Les journalistes ne sont pas les seuls à "craquer" après plusieurs années de tension et de stress. Le fait de pouvoir être joint à tout moment par courrier électronique, par téléphone portable et par SMS (short message service) n'arrange rien, à moins, quand on peut, de faire barrage et de s'efforcer de ne pas travailler 24 heures par jour, ce qui n'est pas toujours facile.
De plus, les problèmes auxquels la "nouvelle économie" est confrontée depuis la fin 2000 n'arrangent rien. Ces derniers mois ont été marqués par l'effondrement des valeurs internet en bourse, alors qu'on prédisait pour ces valeurs une croissance de 30% et plus. Les recettes publicitaires sont moins importantes que prévu alors qu'elles sont souvent la principale source de revenus des sociétés internet. Enfin le ralentissement économique, observé d'abord aux Etats-Unis et ensuite partout ailleurs, entraîne la fermeture de nombreuses dot.com ou le licenciement d'une partie de leur personnel.
Pour ne prendre que quelques exemples, le 16 novembre 2000, les dirigeants de Britannica.com, le site web de l'Encyclopaedia Britannica (voir 12.1), annoncent une restructuration du site dans l'optique d'une plus grande rentabilité. 75 personnes sont licenciées, soit 25% du personnel. L'équipe qui travaille sur la version imprimée n'est pas affectée. Le 30 janvier 2001, la librairie en ligne Amazon.com, qui emploie 1.800 personnes en Europe, annonce une réduction de 15% des effectifs et la restructuration du service clientèle européen, qui était basé à La Hague (Pays-Bas). Les 240 personnes qu'emploie ce service sont transférées dans les centres de Slough (Royaume-Uni) et Regensberg (Allemagne). Aux Etats-Unis, dans la maison-mère, suite à un quatrième trimestre 2000 déficitaire, un plan de réduction de 15% des effectifs entraîne 1.300 licenciements.

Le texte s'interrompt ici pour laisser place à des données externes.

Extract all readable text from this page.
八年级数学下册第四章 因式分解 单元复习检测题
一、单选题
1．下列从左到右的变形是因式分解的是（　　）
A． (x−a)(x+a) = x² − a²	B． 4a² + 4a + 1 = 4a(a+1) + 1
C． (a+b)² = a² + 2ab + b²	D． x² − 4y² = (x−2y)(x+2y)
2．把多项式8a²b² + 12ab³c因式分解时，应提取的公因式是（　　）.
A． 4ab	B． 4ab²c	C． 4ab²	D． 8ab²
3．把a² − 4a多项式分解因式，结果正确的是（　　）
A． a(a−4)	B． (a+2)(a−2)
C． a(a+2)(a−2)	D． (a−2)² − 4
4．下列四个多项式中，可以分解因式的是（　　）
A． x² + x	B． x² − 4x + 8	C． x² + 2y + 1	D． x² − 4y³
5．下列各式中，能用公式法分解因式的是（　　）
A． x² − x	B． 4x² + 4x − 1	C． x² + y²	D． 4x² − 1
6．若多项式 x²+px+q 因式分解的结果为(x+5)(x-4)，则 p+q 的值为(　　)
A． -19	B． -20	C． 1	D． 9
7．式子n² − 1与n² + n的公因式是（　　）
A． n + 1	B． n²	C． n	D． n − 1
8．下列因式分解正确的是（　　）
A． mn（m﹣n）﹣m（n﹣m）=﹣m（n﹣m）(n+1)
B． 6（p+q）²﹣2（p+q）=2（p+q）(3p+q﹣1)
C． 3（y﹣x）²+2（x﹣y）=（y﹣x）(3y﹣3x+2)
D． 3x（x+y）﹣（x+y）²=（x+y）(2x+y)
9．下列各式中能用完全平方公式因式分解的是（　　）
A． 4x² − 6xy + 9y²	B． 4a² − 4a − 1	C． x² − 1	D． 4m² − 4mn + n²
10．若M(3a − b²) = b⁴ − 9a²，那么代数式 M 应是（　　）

Les médias américains suppriment de nombreux emplois dans leurs filiales internet. Le 7 janvier 2001, le New York Times Co. - qui édite de grands journaux comme le New York Times et le Boston Globe - annonce la suppression de 69 postes sur les 400 que compte New York Times Digital, sa filiale internet, soit 17% de ses effectifs. Selon la direction, les licenciements devraient permettre à la société de recouvrer la rentabilité en 2002, après une perte de 18 millions de $US (19 millions d'euros) au troisième trimestre 2000 pour un chiffre d'affaires de 12,1 millions de $US (12,7 millions d'euros), en hausse de près de 100% par rapport à l'année précédente.
De son côté, à la même date, le groupe CNN annonce une réorganisation interne avec suppression de 500 à 1.000 postes, dont une bonne partie des 750 postes de CNN Interactive, la division interactive du groupe, qui supervise une quinzaine de sites à l'enseigne CNN en plusieurs langues (anglais, allemand, espagnol, italien, portugais, japonais, suédois, etc.). News Corporation, le groupe de médias contrôlé par Rupert Murdoch, décide de fusionner sa division internet News Digital Media, qui produit les principaux sites web du groupe, avec les chaînes de télévision auxquelles ces sites sont associés (Fox, Fox Sports et Fox News), ce qui signifie la suppression de la moitié des 400 emplois existants.
En juillet 2001, ce sont les librairies en ligne françaises qui sont touchées, le nombre de librairies semblant trop important par rapport au marché actuel (voir 10.2). La librairie Bol.fr décide de fermer ses portes le 1er août, avec traitement des commandes reçues jusqu'au 15 septembre.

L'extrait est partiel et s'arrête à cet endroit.